Extracurricular Activities: Gary Kopervas

By Tk Published on .

Gary Kopervas was named creative director last November at Winning Strategies, a Mt. Laurel, N.J., ad agency, after five years at The Sawtooth Group in nearby Woodbridge, but he's not your average local adman. He's a cartoonist with a King Features contract since '91 that puts his Gary Larson-like Out on a Limb in about 500 weekly papers. Better yet, his cartoon work has found its way into quite a number of his ads (seen here is a new ad for the New Jersey Aquarium featuring Kopervas' handiwork).

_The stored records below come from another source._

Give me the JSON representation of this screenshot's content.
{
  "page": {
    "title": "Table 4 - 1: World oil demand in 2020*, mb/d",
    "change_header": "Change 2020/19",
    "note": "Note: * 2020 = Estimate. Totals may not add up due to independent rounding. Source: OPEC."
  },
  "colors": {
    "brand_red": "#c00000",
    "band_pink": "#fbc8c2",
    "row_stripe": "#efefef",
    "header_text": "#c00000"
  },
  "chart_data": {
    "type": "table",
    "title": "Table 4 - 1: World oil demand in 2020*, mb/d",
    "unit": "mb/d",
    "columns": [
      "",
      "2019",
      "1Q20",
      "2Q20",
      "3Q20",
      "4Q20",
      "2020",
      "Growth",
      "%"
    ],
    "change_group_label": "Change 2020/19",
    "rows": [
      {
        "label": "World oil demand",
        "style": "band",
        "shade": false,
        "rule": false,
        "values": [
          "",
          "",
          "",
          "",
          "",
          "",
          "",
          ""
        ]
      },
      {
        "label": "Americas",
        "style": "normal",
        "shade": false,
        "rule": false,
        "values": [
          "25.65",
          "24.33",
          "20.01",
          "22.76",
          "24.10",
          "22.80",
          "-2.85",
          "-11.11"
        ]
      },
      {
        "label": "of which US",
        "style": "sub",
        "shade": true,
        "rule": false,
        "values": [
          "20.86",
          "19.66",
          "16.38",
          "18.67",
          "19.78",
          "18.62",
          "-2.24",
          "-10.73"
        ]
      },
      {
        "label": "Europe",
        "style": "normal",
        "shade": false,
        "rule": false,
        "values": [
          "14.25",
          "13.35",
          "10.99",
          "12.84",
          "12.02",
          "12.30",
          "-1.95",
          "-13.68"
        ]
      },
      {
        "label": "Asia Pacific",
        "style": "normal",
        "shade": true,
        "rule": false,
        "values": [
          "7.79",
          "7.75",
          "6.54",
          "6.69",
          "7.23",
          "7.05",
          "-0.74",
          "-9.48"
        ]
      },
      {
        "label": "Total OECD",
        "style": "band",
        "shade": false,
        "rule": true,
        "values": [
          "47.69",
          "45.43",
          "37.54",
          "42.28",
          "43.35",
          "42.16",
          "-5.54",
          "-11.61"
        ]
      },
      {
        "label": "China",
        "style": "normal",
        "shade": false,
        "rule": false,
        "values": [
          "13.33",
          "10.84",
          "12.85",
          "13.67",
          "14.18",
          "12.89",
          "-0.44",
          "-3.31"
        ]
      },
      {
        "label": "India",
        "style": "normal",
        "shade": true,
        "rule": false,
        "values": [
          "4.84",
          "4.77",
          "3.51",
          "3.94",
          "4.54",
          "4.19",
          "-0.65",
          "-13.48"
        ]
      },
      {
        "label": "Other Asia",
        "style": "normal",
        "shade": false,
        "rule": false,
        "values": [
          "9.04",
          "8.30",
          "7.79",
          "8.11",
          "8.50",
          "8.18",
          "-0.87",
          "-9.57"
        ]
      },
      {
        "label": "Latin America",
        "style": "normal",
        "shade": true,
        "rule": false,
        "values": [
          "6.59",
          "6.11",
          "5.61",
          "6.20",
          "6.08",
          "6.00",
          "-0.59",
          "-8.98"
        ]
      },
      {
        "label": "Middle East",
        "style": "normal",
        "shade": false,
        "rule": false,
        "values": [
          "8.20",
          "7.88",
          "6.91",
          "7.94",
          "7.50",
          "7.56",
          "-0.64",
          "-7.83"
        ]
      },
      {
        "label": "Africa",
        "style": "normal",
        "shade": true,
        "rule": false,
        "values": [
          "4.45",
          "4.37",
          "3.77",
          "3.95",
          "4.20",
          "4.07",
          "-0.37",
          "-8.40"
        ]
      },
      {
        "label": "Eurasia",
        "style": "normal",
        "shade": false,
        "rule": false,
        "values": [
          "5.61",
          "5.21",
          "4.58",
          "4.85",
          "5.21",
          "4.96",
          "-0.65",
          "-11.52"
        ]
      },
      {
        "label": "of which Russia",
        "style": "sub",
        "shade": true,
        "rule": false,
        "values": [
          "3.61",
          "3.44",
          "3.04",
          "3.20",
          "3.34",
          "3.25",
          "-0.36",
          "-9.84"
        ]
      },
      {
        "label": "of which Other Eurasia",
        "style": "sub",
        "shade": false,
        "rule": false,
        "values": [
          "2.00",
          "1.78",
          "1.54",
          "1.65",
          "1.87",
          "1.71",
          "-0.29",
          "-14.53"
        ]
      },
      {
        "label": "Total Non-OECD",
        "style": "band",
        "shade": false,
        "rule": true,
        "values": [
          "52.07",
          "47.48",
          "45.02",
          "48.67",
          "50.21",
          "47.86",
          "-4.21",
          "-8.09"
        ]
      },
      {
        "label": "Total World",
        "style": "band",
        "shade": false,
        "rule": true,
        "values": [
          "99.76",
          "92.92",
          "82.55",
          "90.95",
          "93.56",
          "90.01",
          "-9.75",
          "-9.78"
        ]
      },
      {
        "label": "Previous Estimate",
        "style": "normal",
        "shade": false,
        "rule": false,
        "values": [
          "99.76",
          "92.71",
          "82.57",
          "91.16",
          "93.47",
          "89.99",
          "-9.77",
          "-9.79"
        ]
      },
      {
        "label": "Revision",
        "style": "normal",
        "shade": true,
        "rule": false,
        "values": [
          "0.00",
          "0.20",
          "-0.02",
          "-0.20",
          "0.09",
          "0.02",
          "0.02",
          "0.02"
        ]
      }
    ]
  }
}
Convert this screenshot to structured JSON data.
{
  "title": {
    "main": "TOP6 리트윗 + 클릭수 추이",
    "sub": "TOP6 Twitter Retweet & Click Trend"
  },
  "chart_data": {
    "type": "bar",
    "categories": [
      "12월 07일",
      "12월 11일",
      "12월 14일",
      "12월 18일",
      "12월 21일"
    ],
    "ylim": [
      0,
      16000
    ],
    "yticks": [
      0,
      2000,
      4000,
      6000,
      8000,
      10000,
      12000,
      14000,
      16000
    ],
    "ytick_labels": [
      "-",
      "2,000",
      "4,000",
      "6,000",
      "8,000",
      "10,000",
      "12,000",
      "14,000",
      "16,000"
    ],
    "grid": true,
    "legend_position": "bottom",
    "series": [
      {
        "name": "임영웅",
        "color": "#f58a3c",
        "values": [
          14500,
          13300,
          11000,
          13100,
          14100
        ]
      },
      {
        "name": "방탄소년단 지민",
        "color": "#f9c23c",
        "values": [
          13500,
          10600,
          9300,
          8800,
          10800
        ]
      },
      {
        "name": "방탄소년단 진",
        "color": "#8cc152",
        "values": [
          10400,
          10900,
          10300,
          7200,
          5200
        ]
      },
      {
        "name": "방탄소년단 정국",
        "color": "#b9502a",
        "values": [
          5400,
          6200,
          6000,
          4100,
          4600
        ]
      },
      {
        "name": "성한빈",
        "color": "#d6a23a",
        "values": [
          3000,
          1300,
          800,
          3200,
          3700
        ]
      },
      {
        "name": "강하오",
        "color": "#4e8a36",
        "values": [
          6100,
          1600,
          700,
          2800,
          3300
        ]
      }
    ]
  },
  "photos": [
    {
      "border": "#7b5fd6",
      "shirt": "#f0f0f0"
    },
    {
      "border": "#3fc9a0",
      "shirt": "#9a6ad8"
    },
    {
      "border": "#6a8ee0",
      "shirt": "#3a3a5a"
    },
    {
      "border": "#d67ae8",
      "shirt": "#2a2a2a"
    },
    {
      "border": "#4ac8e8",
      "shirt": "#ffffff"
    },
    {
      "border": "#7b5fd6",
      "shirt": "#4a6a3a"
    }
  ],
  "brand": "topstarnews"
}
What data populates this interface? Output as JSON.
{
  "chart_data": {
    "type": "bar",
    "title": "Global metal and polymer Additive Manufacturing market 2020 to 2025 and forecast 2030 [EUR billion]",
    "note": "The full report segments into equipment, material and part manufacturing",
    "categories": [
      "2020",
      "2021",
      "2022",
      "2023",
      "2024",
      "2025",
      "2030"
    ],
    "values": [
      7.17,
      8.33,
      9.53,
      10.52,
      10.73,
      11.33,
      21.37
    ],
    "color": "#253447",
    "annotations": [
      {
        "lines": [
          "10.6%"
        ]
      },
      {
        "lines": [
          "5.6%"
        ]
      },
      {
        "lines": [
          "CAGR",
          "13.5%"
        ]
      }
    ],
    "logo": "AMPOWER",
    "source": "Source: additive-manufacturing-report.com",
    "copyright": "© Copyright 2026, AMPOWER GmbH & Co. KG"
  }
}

Kopervas, 38, was a business major and an art minor at Gettysburg College, where he did a comic panel in the school paper, but, oddly enough, he started his ad career at O&M/New York as a copywriter. "I gravitated toward the writing side when I found out that being an AD didn't mean drawing cartoons," he says. However, it did as of five years ago at Sawtooth with a Radisson Hotels campaign in USA Today. "It was around the time Dilbert became very hot, and Radisson wanted to go with a cartoon idea to push their Website," Kopervas recalls. "We got various illustrators to submit work and I did one with my own character in it, a goofy guy with glasses. Mine started out as just for position, but the client picked it, not knowing who it belonged to. So I said, `You want something like that?' and they said, "No, we want that.' When I told them I did it, they were OK with that. So I did the whole campaign." The Holy Grail of national TV work may be in short supply in Kopervas' ad world, "but for a cartoonist, this was a magic moment," he says. He's done work for about a dozen clients since then, including BellSouth and Coldwell Banker. "They all start as clients that I write for, but when they find out what I do they start to think about cartoon-based ideas," he explains. "I'm able to come up with the concept and execute it in my own style. It's pretty cool."

Kopervas is presently looking to sell a daily/Sunday strip to King, but even if he hits the comics bigtime, he insists he'll maintain his ad career. In Dilbert style, "A lot of the pure cartooning ideas I get come from the office," he says. "Idon't want to just hole up and make cartoons."